Overwriting interface_hyperparams.yaml


In [27]:
%%file SpeakerCounter.py

import torch
from speechbrain.inference.interfaces import Pretrained
import torchaudio
import math
from speechbrain.utils.data_utils import split_path
from speechbrain.utils.fetching import fetch

class SpeakerCounter(Pretrained):
    def __init__(self, *args, **kwargs):
        super().__init__(*args, **kwargs)
        self.sample_rate = self.hparams.sample_rate

    MODULES_NEEDED = [
        "compute_features",
        "mean_var_norm",
        "embedding_model",
        "classifier",
    ]
    def encode_batch(self, wavs, wav_lens=None, normalize=False):
        # Manage single waveforms in input
        if len(wavs.shape) == 1:
            wavs = wavs.unsqueeze(0)

        # Assign full length if wav_lens is not assigned
        if wav_lens is None:
            wav_lens = torch.ones(wavs.shape[0], device=self.device)

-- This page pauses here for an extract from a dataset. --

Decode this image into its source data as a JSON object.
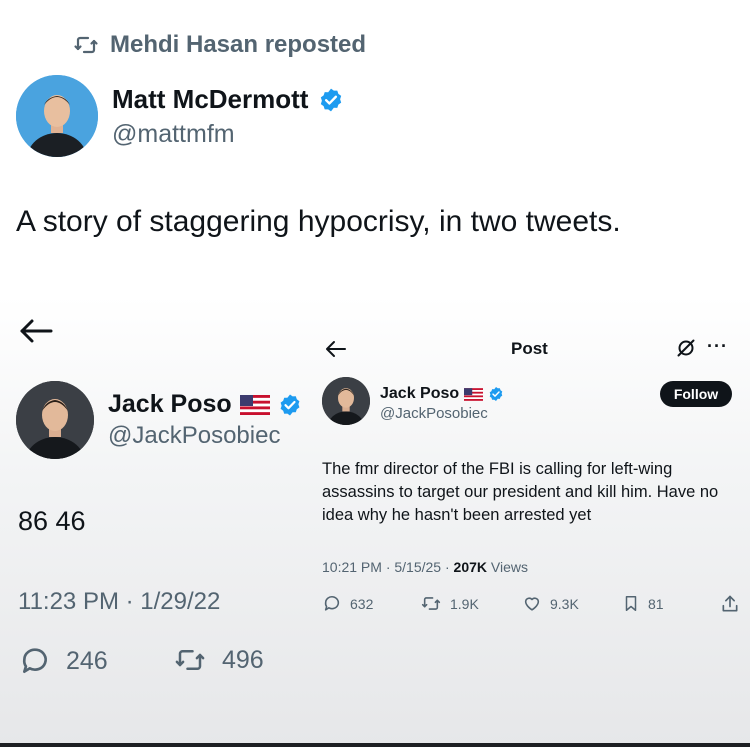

        # Storing waveform in the specified device
        wavs, wav_lens = wavs.to(self.device), wav_lens.to(self.device)
        wavs = wavs.float()

        # Computing features and embeddings
        feats = self.mods.compute_features(wavs)
        feats = self.mods.mean_var_norm(feats, wav_lens)
        embeddings = self.mods.embedding_model(feats, wav_lens)
        return embeddings

    def classify_batch(self, wavs, wav_lens=None):
        emb = self.encode_batch(wavs, wav_lens)
        out_prob = self.mods.classifier(emb).squeeze(1)
        score, index = torch.max(out_prob, dim=-1)
        # text_lab = self.hparams.label_encoder.decode_torch(index)
        return out_prob, score, index
        # return out_prob, score, index, text_lab

    def classify_file(self, path, **kwargs):
        waveform = self.load_audio(path, **kwargs)
        # Fake a batch:
        batch = waveform.unsqueeze(0)
        rel_length = torch.tensor([1.0])
        emb = self.encode_batch(batch, rel_length)
        out_prob = self.mods.classifier(emb).squeeze(1)
        score, index = torch.max(out_prob, dim=-1)
        text_lab = self.hparams.label_encoder.decode_torch(index)
        return out_prob, score, index, text_lab

    def forward(self, wavs, wav_lens=None):
        """Runs the classification"""
        return self.classify_batch(wavs, wav_lens)

Overwriting SpeakerCounter.py


In [28]:
from SpeakerCounter import SpeakerCounter
wav_path = "/content/session_1_spk_3_mixture.wav"
save_dir = "/content/SaveECAPAsampleinterface"
model_path = "/content"

# Instantiate your class using from_hparams
audio_classifier = SpeakerCounter.from_hparams(source=model_path, savedir=save_dir)

pred = audio_classifier.classify_file(wav_path)
print(pred)

(tensor([[0.3709, 0.7996, 0.9666, 0.9996, 0.9995]]), tensor([0.9996]), tensor([3]), ['3'])